Seorang anak kadangkala harus menerima perubahan besar yang tak dikehendakinya, tak direncanakannya dan tak ingin dipilihnya. Bocah bernama Dre mengalaminya. Di usia dini ia sudah harus hidup dalam keadaan tak lengkap, tanpa ayah, hanya berdua dengan ibunya dan demi penghasilan yang lebih baik dan tentu saja untuk masa depan putranya sang ibu memutuskan bekerja di Beijing, meninggalkan Detroit habitat mereka selama ini. Dre harus melepas impian Amerikanya dan menelateni jagad lain yang tak pernah dibayangkannya, yang sama sekali berbeda dengan kultur yang dihayatinya.
Sherry, ibu Dre, seorang wanita pekerja yang menarik. Kecerewetannya terasa lebih melegakan ketimbang kita melihat keluhan dan tangisan.

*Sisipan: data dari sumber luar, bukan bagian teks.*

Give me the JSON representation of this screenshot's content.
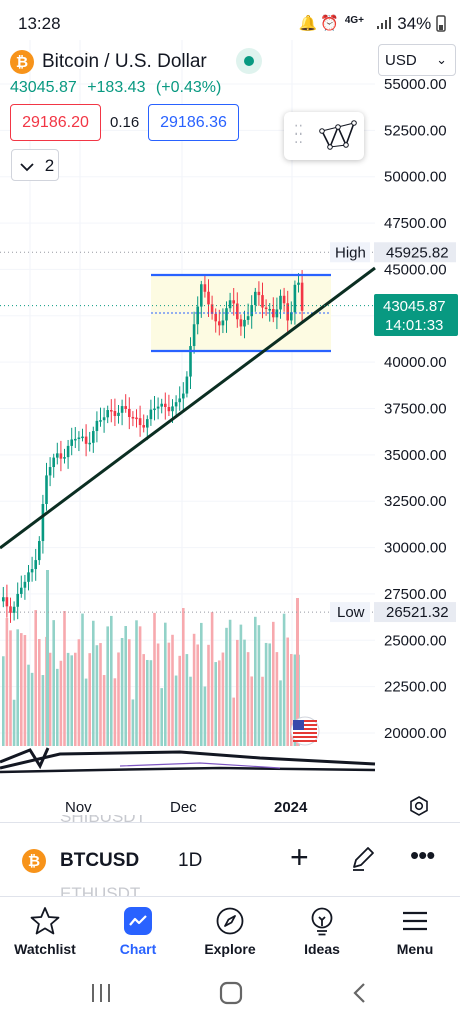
{
  "status_bar": {
    "time": "13:28",
    "network": "4G+",
    "battery": "34%"
  },
  "symbol": {
    "name": "Bitcoin / U.S. Dollar",
    "coin_icon_char": "₿",
    "coin_color": "#f7931a"
  },
  "price_line": {
    "last": "43045.87",
    "change": "+183.43",
    "change_pct": "(+0.43%)"
  },
  "quote": {
    "sell": "29186.20",
    "spread": "0.16",
    "buy": "29186.36"
  },
  "currency": {
    "selected": "USD"
  },
  "indicators_count": "2",
  "price_axis": {
    "ticks": [
      "55000.00",
      "52500.00",
      "50000.00",
      "47500.00",
      "45000.00",
      "42500.00",
      "40000.00",
      "37500.00",
      "35000.00",
      "32500.00",
      "30000.00",
      "27500.00",
      "25000.00",
      "22500.00",
      "20000.00"
    ],
    "high_label": "High",
    "high_value": "45925.82",
    "low_label": "Low",
    "low_value": "26521.32",
    "current_price": "43045.87",
    "countdown": "14:01:33"
  },
  "time_axis": {
    "labels": [
      "Nov",
      "Dec",
      "2024"
    ]
  },
  "ghost_rows": [
    "SHIBUSDT",
    "ETHUSDT"
  ],
  "toolbar": {
    "ticker": "BTCUSD",
    "interval": "1D"
  },
  "nav": [
    {
      "label": "Watchlist"
    },
    {
      "label": "Chart"
    },
    {
      "label": "Explore"
    },
    {
      "label": "Ideas"
    },
    {
      "label": "Menu"
    }
  ],
  "colors": {
    "up": "#089981",
    "down": "#f23645",
    "accent": "#2962ff",
    "vol_up": "#92d2c8",
    "vol_down": "#f7a9ae",
    "range_fill": "#fdfbe2"
  }
}
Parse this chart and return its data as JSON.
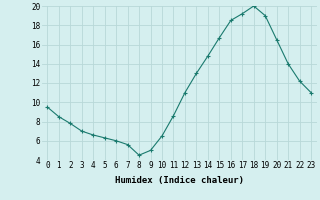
{
  "xlabel": "Humidex (Indice chaleur)",
  "x": [
    0,
    1,
    2,
    3,
    4,
    5,
    6,
    7,
    8,
    9,
    10,
    11,
    12,
    13,
    14,
    15,
    16,
    17,
    18,
    19,
    20,
    21,
    22,
    23
  ],
  "y": [
    9.5,
    8.5,
    7.8,
    7.0,
    6.6,
    6.3,
    6.0,
    5.6,
    4.5,
    5.0,
    6.5,
    8.6,
    11.0,
    13.0,
    14.8,
    16.7,
    18.5,
    19.2,
    20.0,
    19.0,
    16.5,
    14.0,
    12.2,
    11.0
  ],
  "line_color": "#1a7a6e",
  "marker": "+",
  "bg_color": "#d5efef",
  "grid_color": "#b8d8d8",
  "ylim": [
    4,
    20
  ],
  "yticks": [
    4,
    6,
    8,
    10,
    12,
    14,
    16,
    18,
    20
  ],
  "xticks": [
    0,
    1,
    2,
    3,
    4,
    5,
    6,
    7,
    8,
    9,
    10,
    11,
    12,
    13,
    14,
    15,
    16,
    17,
    18,
    19,
    20,
    21,
    22,
    23
  ],
  "xtick_labels": [
    "0",
    "1",
    "2",
    "3",
    "4",
    "5",
    "6",
    "7",
    "8",
    "9",
    "10",
    "11",
    "12",
    "13",
    "14",
    "15",
    "16",
    "17",
    "18",
    "19",
    "20",
    "21",
    "22",
    "23"
  ],
  "label_fontsize": 6.5,
  "tick_fontsize": 5.5
}
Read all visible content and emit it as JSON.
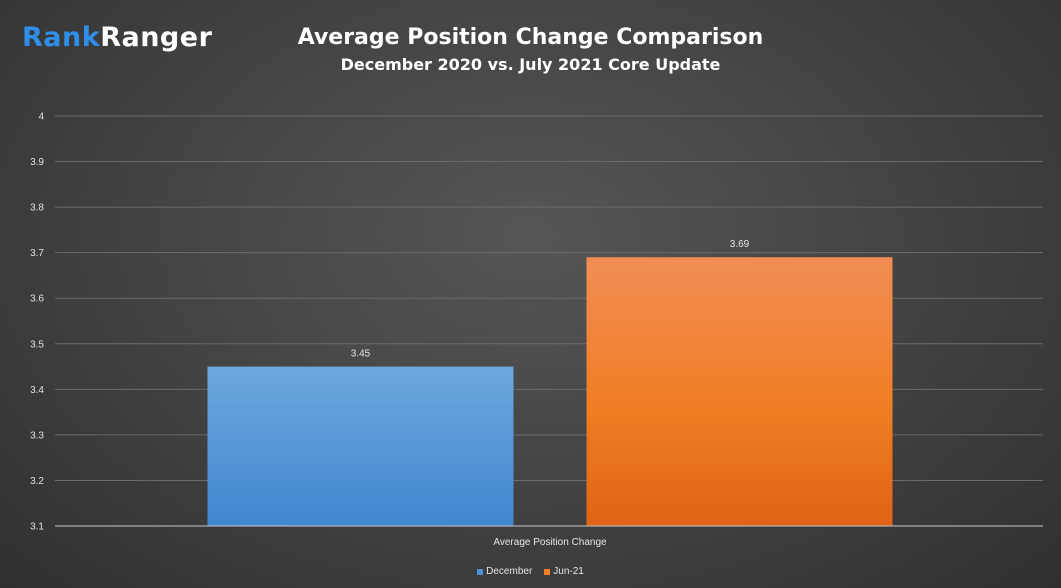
{
  "logo": {
    "part1": "Rank",
    "part2": "Ranger"
  },
  "colors": {
    "december": "#4a90d9",
    "jun21": "#f07f2a"
  },
  "chart_data": {
    "type": "bar",
    "title": "Average Position Change Comparison",
    "subtitle": "December 2020 vs. July 2021 Core Update",
    "categories": [
      "Average Position Change"
    ],
    "series": [
      {
        "name": "December",
        "values": [
          3.45
        ]
      },
      {
        "name": "Jun-21",
        "values": [
          3.69
        ]
      }
    ],
    "ylim": [
      3.1,
      4
    ],
    "yticks": [
      "3.1",
      "3.2",
      "3.3",
      "3.4",
      "3.5",
      "3.6",
      "3.7",
      "3.8",
      "3.9",
      "4"
    ],
    "data_labels": [
      "3.45",
      "3.69"
    ],
    "grid": true,
    "legend": "bottom"
  }
}
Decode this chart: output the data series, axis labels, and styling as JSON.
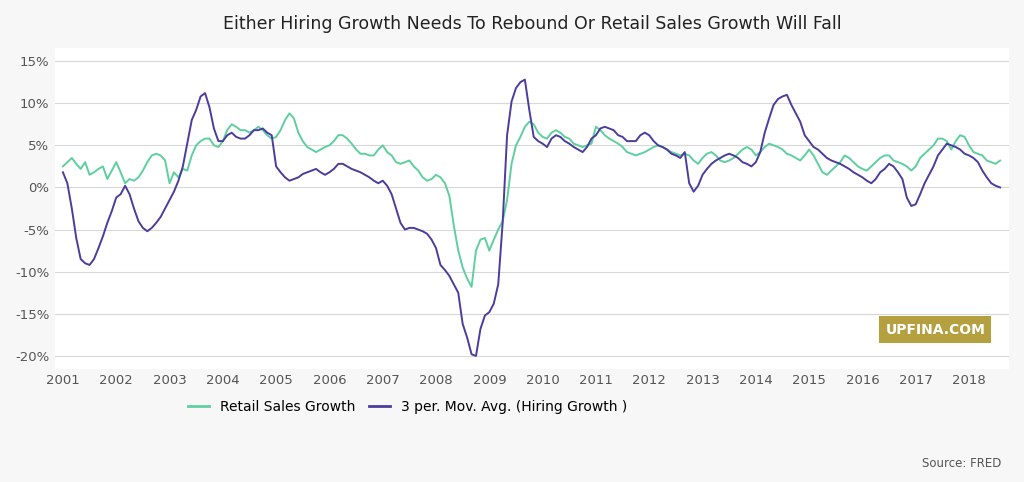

Yang paling menarik, entah karena memang dirancangnya, entah karena butuh ruang sendiri untuk adaptasi, Sherry melepas anaknya berinteraksi – dan berbenturan – langsung dengan lingkungan barunya tanpa harus selalu dikawal. Padahal ini Beijng, bukan Philadelphia. Atau justru karena Beijing?
Yang pasti dari keputusannya inilah Dre kemudian bersentuhan dengan Meiying yang didamba orangtuanya menjadi violis sekaligus berseteru dengan Cheng yang lagi senang-senangnya jadi jagoan dan punya kelompok yang menghormatinya.
Dre rupanya masuk ke sekolah yang sama dengan Meiying dan Cheng. Meiying dengan hangat mengajarinya menggunakan sumpit, sebaliknya Cheng menakutkannya. Semakin Dre yang mungil dan sendirian ini tertekan, Cheng yang dominan bersama kelompoknya makin usil.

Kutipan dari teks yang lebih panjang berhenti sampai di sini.